Although Nathan and Dana are also "ex free," neither of them has the same advantages of being above the fray as Jack. They are both of the same general age range as the rest of the houseguests and are "of them." Nathan, further, is most likely going to be the object of romantic attentions from some of the women who already confess to being smitten with his looks. I don't see Jack having that problem, unless Michelle has an Electra Complex (which would make for fascinatingly icky TV). Plus, winning HOH the first week makes him commit publicly to the others where his intentions lie. Dana could surprise me, but so far she strikes me as too outspoken and unable to adopt that Zelig-like nature necessary for one to go far.

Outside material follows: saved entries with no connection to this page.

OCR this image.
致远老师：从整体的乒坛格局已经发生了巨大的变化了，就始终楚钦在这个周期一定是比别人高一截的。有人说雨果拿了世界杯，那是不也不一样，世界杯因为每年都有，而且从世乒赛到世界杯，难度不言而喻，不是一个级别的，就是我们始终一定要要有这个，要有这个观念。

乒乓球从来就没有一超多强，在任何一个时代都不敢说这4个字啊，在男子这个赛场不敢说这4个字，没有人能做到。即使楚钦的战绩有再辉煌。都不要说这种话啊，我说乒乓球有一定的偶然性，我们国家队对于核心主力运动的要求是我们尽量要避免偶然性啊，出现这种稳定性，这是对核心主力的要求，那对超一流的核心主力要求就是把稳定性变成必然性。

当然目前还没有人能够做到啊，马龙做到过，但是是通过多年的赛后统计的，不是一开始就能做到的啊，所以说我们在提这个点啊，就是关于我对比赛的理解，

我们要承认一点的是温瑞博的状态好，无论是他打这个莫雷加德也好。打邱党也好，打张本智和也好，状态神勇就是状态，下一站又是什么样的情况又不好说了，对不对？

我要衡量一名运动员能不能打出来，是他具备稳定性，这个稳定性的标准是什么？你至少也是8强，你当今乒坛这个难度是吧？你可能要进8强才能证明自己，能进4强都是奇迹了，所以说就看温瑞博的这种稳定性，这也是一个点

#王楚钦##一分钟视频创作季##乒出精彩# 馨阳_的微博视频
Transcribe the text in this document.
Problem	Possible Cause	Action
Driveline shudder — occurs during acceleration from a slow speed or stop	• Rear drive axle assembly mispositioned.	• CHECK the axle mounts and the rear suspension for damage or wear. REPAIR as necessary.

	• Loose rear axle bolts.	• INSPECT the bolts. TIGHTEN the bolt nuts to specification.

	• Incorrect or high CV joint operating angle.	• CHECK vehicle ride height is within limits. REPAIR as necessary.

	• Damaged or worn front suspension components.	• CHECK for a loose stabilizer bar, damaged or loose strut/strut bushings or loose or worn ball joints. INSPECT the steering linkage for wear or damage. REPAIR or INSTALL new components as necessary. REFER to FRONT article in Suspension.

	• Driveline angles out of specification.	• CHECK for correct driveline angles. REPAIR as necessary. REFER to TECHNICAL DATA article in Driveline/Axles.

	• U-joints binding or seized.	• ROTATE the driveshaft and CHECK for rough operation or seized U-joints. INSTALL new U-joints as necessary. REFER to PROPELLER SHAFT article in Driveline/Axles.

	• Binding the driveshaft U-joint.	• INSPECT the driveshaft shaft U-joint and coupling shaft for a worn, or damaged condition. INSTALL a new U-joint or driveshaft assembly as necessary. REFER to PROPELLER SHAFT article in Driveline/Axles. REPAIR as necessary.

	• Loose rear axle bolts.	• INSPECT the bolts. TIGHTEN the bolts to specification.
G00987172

And what of that scary-smart strategist, Scott? Is this guy a joke, or what? I would just love to get that Zoolander grill (thanks Bruhe!) across the poker table from me. As Matt Damon's character said in Rounders, if you can't figure out who the sucker is around the poker table, then it's you. Scott hasn't figured out he's the sucker, and probably won't until he sits down to talk with Julie in a couple of weeks. Watching Scott, I am struck that he must have been the role model for Chris Elliot's character in that Fox sitcom of long ago, Get A Life. I'm sure that this guy is still living in his parent's garage and supplements his tips as a waiter with a newspaper route. He no doubt wears those stylish stocking caps to muffle the noise of the gerbil running around the squeaky wheel in his head. The only way Scott will be around for awhile is if Jack finds him useful to do his dirty work. If so, watching Jack run roughshod over this guy will restore my faith in our national intelligence gathering community. Just as Mr. Hoover planned.

But what do I know? I could have bought Krispy Kreme stock in the initial public offering. Invest in doughnuts? You gotta be kidding.